David Byrne – „American Utopia“ (Rezension)

Von Marius Magaard, 8. März 2018

David Byrne - „American Utopia“ (Nonesuch)

David Byrne – „American Utopia“ (Nonesuch)

6,8

„And as things fell apart / Nobody paid much attention“, sang David Byrne einst im Jahr 1988. Die Zeile stammt aus „Nothing But Flowers“, einer der letzten Singles seiner alten, bahnbrechenden Band Talking Heads. Die menschliche Indifferenz gegenüber der Katastrophe beschäftigte den US-amerikanischen Art-Pop-Neurotiker bereits, als Ronald Reagan noch Präsident seines Landes war.

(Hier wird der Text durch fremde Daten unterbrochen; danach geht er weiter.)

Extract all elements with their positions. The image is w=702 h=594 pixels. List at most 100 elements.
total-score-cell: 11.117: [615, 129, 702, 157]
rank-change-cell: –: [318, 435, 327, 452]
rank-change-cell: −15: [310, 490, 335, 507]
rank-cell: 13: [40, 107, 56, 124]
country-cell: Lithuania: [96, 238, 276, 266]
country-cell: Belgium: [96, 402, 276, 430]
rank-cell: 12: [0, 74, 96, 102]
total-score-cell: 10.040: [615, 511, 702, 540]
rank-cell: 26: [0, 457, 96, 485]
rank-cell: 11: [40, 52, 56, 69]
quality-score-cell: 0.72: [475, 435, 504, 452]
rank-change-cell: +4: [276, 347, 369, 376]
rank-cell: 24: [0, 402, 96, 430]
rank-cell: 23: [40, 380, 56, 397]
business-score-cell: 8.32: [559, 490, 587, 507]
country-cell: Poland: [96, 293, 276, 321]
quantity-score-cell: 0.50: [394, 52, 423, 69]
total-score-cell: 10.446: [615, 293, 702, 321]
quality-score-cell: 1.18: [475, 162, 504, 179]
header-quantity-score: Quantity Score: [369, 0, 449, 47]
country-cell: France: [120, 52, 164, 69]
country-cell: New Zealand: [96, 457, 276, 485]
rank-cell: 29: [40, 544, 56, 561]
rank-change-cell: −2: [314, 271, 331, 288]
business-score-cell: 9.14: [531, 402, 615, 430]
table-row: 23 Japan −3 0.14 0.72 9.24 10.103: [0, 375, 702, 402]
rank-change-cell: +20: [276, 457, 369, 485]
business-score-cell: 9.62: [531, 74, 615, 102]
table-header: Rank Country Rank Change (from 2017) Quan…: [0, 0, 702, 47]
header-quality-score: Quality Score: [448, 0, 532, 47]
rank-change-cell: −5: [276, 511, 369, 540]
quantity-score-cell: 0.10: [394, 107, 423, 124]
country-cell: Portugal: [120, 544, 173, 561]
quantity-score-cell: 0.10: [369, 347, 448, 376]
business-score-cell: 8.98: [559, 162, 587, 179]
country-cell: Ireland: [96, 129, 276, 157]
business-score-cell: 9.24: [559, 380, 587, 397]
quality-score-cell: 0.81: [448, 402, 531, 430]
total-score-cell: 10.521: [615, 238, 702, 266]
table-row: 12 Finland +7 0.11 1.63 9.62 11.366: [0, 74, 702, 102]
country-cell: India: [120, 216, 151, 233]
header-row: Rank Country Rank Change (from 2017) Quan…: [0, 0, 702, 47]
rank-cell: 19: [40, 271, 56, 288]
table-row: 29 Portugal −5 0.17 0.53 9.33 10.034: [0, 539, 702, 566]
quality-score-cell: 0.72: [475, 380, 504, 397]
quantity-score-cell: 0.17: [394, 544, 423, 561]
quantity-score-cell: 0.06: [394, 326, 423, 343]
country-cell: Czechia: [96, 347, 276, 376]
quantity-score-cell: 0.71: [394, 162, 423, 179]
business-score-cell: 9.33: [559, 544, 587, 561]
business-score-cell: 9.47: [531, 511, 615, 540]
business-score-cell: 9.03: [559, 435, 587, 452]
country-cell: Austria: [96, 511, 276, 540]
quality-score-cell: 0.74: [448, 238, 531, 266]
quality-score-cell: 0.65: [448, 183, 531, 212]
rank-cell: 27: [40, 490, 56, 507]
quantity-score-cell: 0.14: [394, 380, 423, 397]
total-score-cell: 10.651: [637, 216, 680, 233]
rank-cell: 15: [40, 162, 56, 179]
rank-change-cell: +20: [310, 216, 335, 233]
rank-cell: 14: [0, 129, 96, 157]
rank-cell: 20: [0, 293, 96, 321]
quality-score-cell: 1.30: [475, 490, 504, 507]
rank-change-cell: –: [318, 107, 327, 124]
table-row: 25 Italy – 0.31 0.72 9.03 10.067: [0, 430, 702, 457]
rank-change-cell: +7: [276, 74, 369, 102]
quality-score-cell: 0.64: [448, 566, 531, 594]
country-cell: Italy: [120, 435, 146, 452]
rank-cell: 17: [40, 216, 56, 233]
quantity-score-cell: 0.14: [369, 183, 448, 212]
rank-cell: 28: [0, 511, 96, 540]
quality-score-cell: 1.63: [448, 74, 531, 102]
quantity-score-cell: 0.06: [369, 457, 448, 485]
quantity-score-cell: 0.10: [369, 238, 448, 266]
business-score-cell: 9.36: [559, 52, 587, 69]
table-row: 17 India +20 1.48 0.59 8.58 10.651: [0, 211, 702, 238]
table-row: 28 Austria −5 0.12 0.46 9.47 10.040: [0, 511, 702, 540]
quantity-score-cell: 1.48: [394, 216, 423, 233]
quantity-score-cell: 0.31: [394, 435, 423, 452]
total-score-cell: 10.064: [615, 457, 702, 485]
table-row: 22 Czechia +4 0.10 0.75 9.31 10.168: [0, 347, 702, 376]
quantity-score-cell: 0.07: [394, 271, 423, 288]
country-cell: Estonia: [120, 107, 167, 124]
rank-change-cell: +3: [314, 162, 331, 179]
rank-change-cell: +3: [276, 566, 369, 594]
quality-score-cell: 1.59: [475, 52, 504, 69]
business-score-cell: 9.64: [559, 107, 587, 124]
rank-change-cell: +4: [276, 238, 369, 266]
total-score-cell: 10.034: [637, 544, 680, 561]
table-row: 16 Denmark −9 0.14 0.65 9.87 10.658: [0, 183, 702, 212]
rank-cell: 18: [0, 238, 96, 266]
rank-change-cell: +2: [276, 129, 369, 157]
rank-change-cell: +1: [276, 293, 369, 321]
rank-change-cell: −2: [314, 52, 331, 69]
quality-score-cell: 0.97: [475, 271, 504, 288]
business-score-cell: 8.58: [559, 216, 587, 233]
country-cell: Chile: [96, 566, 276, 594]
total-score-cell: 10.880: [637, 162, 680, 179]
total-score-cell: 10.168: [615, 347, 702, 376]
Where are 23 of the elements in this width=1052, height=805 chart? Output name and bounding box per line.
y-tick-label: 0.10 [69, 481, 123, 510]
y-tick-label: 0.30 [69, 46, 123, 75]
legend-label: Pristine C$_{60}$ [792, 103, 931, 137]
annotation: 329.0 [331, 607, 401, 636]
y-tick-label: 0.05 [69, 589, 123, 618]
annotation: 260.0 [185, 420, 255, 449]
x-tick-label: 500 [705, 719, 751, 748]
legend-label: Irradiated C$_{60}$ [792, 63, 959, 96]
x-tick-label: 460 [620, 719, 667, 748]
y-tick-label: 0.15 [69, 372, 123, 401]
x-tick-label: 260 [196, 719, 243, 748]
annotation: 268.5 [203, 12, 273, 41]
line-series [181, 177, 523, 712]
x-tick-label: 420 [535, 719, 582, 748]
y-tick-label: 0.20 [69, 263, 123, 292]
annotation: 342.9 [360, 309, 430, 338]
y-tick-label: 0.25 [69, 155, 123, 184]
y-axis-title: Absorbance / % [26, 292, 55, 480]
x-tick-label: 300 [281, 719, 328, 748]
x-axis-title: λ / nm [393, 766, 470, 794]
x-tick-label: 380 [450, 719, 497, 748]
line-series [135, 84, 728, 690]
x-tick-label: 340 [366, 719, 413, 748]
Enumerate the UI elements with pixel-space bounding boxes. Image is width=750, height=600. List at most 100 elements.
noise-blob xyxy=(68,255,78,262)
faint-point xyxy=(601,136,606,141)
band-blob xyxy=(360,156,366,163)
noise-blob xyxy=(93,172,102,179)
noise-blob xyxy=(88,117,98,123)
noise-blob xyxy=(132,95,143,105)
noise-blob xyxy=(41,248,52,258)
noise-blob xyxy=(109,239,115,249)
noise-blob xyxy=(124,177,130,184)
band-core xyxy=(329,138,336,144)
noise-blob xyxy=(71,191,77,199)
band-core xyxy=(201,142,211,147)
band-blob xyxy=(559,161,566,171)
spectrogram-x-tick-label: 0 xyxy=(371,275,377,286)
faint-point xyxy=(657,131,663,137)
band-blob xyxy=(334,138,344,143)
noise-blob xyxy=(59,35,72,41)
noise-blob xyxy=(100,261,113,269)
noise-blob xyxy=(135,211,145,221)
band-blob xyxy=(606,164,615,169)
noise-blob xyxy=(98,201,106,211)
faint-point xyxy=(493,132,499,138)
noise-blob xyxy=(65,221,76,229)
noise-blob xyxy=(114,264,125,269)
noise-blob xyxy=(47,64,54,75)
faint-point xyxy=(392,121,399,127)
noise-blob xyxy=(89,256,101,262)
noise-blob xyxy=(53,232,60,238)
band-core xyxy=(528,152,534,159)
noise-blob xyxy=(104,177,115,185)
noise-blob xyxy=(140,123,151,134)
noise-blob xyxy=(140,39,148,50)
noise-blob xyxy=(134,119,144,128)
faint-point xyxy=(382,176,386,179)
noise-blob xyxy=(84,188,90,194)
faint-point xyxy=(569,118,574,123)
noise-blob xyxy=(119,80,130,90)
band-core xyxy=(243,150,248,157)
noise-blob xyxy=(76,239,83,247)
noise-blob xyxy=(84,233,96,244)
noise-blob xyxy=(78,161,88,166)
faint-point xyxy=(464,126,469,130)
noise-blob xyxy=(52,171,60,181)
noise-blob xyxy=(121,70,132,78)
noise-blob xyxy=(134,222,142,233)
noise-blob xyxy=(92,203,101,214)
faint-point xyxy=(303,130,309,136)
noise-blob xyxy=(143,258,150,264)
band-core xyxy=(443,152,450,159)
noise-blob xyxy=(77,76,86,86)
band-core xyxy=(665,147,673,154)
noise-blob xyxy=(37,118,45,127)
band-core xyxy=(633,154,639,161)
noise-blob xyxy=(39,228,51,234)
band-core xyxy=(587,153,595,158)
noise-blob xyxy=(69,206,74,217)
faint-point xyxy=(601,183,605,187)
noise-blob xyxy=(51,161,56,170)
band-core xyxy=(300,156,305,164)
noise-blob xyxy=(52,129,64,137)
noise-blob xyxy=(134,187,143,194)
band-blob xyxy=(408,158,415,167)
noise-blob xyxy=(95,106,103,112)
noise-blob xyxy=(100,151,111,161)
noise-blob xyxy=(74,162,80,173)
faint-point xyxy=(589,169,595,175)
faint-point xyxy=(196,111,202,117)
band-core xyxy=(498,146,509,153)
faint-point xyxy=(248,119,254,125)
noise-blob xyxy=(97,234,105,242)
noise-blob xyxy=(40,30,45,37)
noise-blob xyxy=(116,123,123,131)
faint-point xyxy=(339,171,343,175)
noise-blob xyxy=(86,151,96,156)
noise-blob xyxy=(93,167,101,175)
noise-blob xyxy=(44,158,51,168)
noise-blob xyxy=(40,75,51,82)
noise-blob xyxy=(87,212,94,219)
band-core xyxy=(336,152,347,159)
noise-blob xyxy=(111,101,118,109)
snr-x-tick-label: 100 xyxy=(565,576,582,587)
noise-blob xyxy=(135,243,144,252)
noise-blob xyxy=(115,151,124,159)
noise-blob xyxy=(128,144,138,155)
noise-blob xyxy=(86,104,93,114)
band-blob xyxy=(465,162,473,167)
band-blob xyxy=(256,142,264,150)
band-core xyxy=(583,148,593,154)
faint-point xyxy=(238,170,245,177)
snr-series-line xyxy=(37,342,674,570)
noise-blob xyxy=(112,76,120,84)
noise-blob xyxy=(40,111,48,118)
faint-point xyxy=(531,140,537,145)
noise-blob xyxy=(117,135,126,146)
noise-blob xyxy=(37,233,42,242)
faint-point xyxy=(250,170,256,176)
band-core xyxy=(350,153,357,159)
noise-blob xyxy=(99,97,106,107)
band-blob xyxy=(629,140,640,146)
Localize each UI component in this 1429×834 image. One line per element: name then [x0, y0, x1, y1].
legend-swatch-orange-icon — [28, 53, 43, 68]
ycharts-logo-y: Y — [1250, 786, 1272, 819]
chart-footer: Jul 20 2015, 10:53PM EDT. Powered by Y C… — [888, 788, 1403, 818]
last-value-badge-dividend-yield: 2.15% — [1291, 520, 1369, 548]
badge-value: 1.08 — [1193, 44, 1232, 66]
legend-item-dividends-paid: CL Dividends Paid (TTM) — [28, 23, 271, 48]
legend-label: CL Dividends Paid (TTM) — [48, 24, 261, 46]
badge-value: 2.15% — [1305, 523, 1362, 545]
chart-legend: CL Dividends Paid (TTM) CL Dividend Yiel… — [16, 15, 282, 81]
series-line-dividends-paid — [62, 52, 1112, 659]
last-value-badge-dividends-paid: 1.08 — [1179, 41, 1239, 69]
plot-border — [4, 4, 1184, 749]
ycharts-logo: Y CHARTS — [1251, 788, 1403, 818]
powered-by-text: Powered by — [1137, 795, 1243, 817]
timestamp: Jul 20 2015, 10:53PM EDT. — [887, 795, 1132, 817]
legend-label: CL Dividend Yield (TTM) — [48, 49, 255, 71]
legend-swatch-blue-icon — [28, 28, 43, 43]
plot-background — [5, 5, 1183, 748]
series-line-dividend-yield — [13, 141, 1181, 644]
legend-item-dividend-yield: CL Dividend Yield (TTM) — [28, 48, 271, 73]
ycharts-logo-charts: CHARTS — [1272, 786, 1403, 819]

Jetzt, 30 Jahre später, gibt es einen neuen, beunruhigenden Herrscher im Weißen Haus – und eine sehr ähnliche Zeile von David Byrne: „The judge was all hungover when the president took the stand / So he didn’t really notice when things got out of hand.” Dieser Satz stammt aus dem Song „Dog‘s Mind“, dem moralischen Epizentrum seines neuen Albums „American Utopia“. Es ist ein überladenes, chaotisches Portrait seines Heimatlandes geworden – und ein faszinierender Einblick in das Hirn eines großen Pop-Genies.

Das Hühnchen träumt vom Himmel

Die große Gleichgültigkeit der Welt findet Byrne jedoch nicht in den USA, sondern im Tierreich. Wenn das Hühnchen vom Himmel träumt, dann ist Gott ein alter Hahn. Der Kakerlake ist‘s gleich, ob sie die Mona Lisa frisst, genau wie dem Hund der Papst egal ist. Und sowieso, immer diese naiven Hunde: „The dog can‘t imagine what it is to drive a car“, sinniert Byrne in „Dog‘s Mind“ und gewinnt aus dieser Erkenntnis im Handumdrehen eine menschliche Existenzkrise – „And we in turn are limited, by what it is we are.“

Wer über die USA redet, der muss auch über Feuerwaffen reden. Das tut Byrne in diesem Fall mit dem Song „Bullet“, in dem er auf gleichzeitig poetisch und banale Art und Weise ihr tödliches Potential einfängt: „The bullet went into him / His stomach filled with food / Many fine meals he tasted there / But the bullet passed on through.“

So spannend Byrnes Texte auch sind, so überladen ist der Sound von „American Utopia“. Mit seinen 25 Gast-Musikern und -Produzenten (darunter keine einzige Frau, wie Byrne selber in einem beschämten Statement feststellen musste) lesen sich die Album-Credits so chaotisch wie bei einem Kanye-West-Album. Sowohl der R&B-Newcomer Sampha als auch Dev Hynes (Blood Orange), Happa Isaiah Barr (der Kopf des Jazz-Kollektivs Onyx Collective), der Singer-Songwriter Jack Peñate, der Drone-Zauberer Oneohtrix Point Never, Atoms-For-Peace-Drummer Mauro Refosco und Byrnes ewiger „Partner In Crime“ Brian Eno ziehen an den zahlreichen Strängen dieser Platte.

Bei dem bedrohlichen Art-Funk der Vorabsingle „Everybody‘s Coming To My House“ funktioniert das noch sehr gut, genau wie bei der euphorischen Electronica-Ballade „This Is That“. Auch „It‘s Not Dark Up Here“ überzeugt mit seinen Afrobeat-Allüren, die angenehm an Talking-Heads-Meisterwerke wie „Fear Of Music“ erinnern. Doch immer wieder ruinieren halbgare Ideen den Fluss dieses Albums: Der alberne Robo-Rock des Openers „I Dance Like This“ macht direkt zu Beginn der Platte Bauschmerzen, das aufgesetzt dramatische „I‘m Always Doin‘ The Right Thing“ ist kitschig und unausgegoren.

So ist Byrnes US-amerikanische Utopie passenderweise genauso vielschichtig wie die Nation, die er porträtiert: Sie ist unglaublich faszinierend und aufregend, doch gleichzeitig auch ungemein verwirrend und anstrengend.